Setting a perspective of the product is the first step. This requires extensive research into your market, your customer, and the problem you’re attempting to solve for them. You must process massive amounts of data, including client feedback, quantitative data from web analytics, research reports, market trends, and statistics. To define a vision for your product, you must first understand your market and your customers, and then combine that knowledge with a healthy dose of creativity.

Once you have an objective, you must spread the word in your company. Get reactionary, even ultraconservative feedback about your product’s realistic state. If you can’t get excited about it, you’re either in the wrong job or you didn’t come up with a good vision. Every team member is critical to your success and the success of your product. Understanding that vision and being at least a little bit passionate about, is important for anyone in sales or development.

Develop a plan of action.

Start developing an actionable plan to achieve that vision. A roadmap of incremental improvements and iterative development that will bring you one step closer to your ultimate vision. This is when all of your hard work preaching to the gospel pays off. Your team dedicates itself to creating better designs, code, and solutions to the customers’ problems.

Comprehensive Details 

Now we’re getting down to business. As a product owner, you work with the development team on a daily basis, defining and iterating the product as you go, solving problems as they arise, and closely managing scope to ensure that the product is delivered on time.

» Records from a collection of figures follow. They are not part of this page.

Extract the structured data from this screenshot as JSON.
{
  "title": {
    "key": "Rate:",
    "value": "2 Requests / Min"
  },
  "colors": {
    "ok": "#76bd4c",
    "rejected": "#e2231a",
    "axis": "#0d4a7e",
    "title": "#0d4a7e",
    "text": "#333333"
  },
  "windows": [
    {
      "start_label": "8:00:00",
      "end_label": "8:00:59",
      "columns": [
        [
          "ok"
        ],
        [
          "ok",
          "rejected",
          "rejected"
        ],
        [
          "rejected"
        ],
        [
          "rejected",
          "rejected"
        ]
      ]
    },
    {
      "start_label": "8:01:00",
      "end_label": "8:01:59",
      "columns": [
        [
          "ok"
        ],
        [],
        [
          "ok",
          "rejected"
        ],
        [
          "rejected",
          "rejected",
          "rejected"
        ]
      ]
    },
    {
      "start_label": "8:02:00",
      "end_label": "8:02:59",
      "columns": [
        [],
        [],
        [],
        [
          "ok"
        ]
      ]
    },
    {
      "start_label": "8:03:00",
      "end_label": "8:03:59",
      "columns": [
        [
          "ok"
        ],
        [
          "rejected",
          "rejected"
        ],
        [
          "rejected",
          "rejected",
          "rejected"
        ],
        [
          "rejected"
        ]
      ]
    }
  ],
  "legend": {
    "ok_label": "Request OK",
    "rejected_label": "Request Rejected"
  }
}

The product is finally available, and you find yourself spending your days poring over data once more. You’re actively monitoring how customers use the product, talking to them about it, and generally snacking, sleeping, and trying to breathe it. Did you solve the right problem? Do your customers understand what you’re selling? Will they buy the product?

Then you repeat the process. And it is no longer a waterfall process. You’re not doing this step by step; instead, you’re doing it for a dozen products or features at once, shifting from strategy to techniques as you go.

Does that sound tough?

Sure, it’s a difficult job, but it’s also one of the most enjoyable jobs you’ll ever have if it’s meant for you. You get to define the essence of a product, design solutions to your customers’ problems, collaborate with everyone in the company and play a significant role in its success. Some like to think of product managers as the glue that gets things moving forward in the tech world.

Outcome

The role of a product manager is one of the best training grounds for moving up to positions such as vice president, general manager, or CEO. And, if you’re lucky and pick wisely, you’ll get to work with some pretty talented engineering and development teams to create products that delight your customers, make a significant difference in their lives, and help your company achieve profits and strategic objectives that elevate it to success.